Delocalization
Definition and meaning of Delocalization in chemistry.
Delocalization is the spreading of electron density (or charge) over three or more adjacent atoms through overlapping p-orbitals, rather than the electrons being confined to a single bond or a single atom.
In more detail
Delocalization arises when a molecule has a continuous system of overlapping p-orbitals, as in conjugated double bonds, aromatic rings, or ions with resonance structures. In valence-bond terms it is depicted with two or more contributing Lewis (resonance) structures whose true structure is a hybrid; molecular orbital theory instead describes it directly as pi molecular orbitals extending over several nuclei. Because the electrons occupy a larger region of space, the system's energy is lowered relative to a hypothetical localized structure, an effect called delocalization (or resonance) energy. This stabilization explains bond-length equalization, aromaticity, extended conjugation, and color in many organic pi systems.
Key facts
| Field | Organic Chemistry |
|---|---|
| Classic example | Benzene, C6H6 |
| Requires | Continuous overlap of adjacent p-orbitals (conjugation) |
| Key consequence | Stabilization known as delocalization (resonance) energy |
In benzene (C6H6), each carbon's p-orbital overlaps with its neighbors on both sides, delocalizing all six pi electrons around the ring; consequently every C-C bond is identical (about 139 pm), intermediate between a typical single and double bond, rather than alternating as a single Kekulé structure would suggest.

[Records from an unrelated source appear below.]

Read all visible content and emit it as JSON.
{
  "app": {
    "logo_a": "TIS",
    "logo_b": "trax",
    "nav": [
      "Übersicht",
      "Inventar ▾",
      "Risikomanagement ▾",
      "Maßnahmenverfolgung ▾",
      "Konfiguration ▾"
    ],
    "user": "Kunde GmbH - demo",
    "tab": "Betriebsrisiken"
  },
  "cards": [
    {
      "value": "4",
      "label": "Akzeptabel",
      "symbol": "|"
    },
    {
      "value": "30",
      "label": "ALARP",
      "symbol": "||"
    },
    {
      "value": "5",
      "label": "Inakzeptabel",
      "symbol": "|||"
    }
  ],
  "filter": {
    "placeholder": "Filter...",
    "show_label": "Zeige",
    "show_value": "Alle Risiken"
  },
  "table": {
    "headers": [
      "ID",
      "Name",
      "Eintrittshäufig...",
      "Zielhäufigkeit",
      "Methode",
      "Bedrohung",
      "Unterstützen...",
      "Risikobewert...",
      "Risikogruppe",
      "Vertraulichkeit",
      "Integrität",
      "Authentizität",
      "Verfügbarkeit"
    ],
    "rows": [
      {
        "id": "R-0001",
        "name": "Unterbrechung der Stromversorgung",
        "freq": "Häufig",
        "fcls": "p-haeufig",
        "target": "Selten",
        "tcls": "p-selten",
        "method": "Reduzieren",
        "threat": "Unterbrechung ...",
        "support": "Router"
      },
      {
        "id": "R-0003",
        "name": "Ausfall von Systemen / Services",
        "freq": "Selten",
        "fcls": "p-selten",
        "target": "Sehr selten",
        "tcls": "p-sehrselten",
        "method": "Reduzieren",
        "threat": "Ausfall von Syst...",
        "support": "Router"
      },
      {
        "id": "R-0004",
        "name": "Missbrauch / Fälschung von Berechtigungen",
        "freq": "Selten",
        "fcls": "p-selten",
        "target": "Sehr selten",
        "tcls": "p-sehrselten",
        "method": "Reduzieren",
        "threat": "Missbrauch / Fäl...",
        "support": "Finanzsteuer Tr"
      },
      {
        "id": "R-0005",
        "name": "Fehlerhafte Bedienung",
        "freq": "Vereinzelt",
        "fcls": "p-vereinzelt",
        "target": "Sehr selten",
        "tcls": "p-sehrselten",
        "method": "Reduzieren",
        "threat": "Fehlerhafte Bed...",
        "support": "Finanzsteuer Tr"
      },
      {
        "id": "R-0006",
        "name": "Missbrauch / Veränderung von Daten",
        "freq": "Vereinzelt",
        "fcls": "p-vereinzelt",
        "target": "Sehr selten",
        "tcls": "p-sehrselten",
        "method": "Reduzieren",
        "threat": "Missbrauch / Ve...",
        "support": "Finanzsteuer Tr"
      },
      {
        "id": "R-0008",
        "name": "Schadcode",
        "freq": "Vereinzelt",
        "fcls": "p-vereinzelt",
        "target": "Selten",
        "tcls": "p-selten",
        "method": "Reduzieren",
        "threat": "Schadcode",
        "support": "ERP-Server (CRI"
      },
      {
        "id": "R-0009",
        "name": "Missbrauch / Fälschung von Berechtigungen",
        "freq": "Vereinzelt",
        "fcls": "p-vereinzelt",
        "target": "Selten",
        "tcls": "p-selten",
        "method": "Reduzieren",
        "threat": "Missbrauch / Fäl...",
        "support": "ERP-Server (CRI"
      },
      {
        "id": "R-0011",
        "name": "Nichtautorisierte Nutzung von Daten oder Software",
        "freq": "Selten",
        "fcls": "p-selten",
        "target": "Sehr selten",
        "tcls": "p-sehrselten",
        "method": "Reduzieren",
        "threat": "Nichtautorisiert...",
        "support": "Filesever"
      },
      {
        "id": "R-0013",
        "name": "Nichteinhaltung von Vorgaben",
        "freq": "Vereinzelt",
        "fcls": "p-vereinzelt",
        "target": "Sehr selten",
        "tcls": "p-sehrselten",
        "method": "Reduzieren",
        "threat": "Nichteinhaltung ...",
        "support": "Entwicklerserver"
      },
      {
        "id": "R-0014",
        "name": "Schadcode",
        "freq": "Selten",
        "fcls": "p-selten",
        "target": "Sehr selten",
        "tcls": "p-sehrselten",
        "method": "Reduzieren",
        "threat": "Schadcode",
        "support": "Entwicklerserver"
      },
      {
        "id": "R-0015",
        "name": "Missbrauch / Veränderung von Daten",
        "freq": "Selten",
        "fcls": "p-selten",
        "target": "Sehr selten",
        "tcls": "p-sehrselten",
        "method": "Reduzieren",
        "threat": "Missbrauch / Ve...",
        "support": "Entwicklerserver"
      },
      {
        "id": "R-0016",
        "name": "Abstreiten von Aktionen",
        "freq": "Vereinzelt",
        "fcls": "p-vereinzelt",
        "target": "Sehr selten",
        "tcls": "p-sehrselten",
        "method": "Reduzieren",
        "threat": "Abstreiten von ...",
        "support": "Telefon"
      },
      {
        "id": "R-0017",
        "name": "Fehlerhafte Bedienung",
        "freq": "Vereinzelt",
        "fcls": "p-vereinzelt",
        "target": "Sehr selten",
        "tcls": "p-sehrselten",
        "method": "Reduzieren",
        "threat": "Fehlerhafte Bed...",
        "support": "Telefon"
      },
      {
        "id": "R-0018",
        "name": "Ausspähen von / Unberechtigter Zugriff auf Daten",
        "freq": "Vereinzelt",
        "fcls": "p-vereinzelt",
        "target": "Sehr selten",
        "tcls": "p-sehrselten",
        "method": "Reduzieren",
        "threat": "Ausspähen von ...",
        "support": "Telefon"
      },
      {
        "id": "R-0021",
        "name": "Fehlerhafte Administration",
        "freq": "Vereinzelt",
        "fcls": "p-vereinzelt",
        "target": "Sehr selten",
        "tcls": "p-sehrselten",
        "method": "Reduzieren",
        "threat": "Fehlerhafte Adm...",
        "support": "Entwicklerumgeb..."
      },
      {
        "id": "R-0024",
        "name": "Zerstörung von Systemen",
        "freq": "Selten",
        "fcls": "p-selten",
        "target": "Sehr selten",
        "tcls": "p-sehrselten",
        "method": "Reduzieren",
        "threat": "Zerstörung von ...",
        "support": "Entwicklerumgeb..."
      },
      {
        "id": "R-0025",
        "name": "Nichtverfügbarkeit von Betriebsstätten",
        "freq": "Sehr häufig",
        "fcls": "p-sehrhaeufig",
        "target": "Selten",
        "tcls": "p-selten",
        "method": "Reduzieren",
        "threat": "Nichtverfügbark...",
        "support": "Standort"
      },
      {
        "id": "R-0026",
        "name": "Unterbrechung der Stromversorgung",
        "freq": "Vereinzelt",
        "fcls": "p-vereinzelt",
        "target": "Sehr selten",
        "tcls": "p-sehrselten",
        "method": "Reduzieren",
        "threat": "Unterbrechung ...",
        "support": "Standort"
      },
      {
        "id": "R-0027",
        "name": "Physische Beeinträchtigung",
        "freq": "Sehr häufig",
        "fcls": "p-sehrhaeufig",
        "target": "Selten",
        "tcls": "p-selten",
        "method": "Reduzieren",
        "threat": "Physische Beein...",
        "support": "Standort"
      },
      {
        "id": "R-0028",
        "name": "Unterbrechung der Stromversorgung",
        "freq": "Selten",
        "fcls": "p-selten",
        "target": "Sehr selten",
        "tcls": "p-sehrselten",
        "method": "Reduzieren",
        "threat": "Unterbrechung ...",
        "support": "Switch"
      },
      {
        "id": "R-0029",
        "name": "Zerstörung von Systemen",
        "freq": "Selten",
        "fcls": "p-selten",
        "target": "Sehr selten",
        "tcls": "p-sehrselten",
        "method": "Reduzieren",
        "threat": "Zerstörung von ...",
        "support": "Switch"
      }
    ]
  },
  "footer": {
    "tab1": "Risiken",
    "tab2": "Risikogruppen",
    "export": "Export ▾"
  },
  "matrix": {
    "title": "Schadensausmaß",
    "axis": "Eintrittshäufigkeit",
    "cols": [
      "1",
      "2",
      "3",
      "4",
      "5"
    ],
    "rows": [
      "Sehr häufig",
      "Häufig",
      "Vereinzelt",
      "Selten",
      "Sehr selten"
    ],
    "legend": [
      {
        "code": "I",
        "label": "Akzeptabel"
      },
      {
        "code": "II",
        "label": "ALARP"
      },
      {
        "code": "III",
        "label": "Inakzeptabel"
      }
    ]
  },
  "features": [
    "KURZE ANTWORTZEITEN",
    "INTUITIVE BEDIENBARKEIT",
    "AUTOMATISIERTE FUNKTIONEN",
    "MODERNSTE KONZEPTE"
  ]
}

Frequently asked questions
How is delocalization different from resonance?
Resonance is the valence-bond depiction of delocalization using multiple discrete Lewis structures; the actual molecule is a single resonance hybrid whose electron density is genuinely delocalized, as molecular orbital theory shows directly.
Does delocalization always make a species more stable?
Yes. A delocalized system is always lower in energy than the corresponding hypothetical localized (single-structure) form; the energy difference is the delocalization or resonance energy.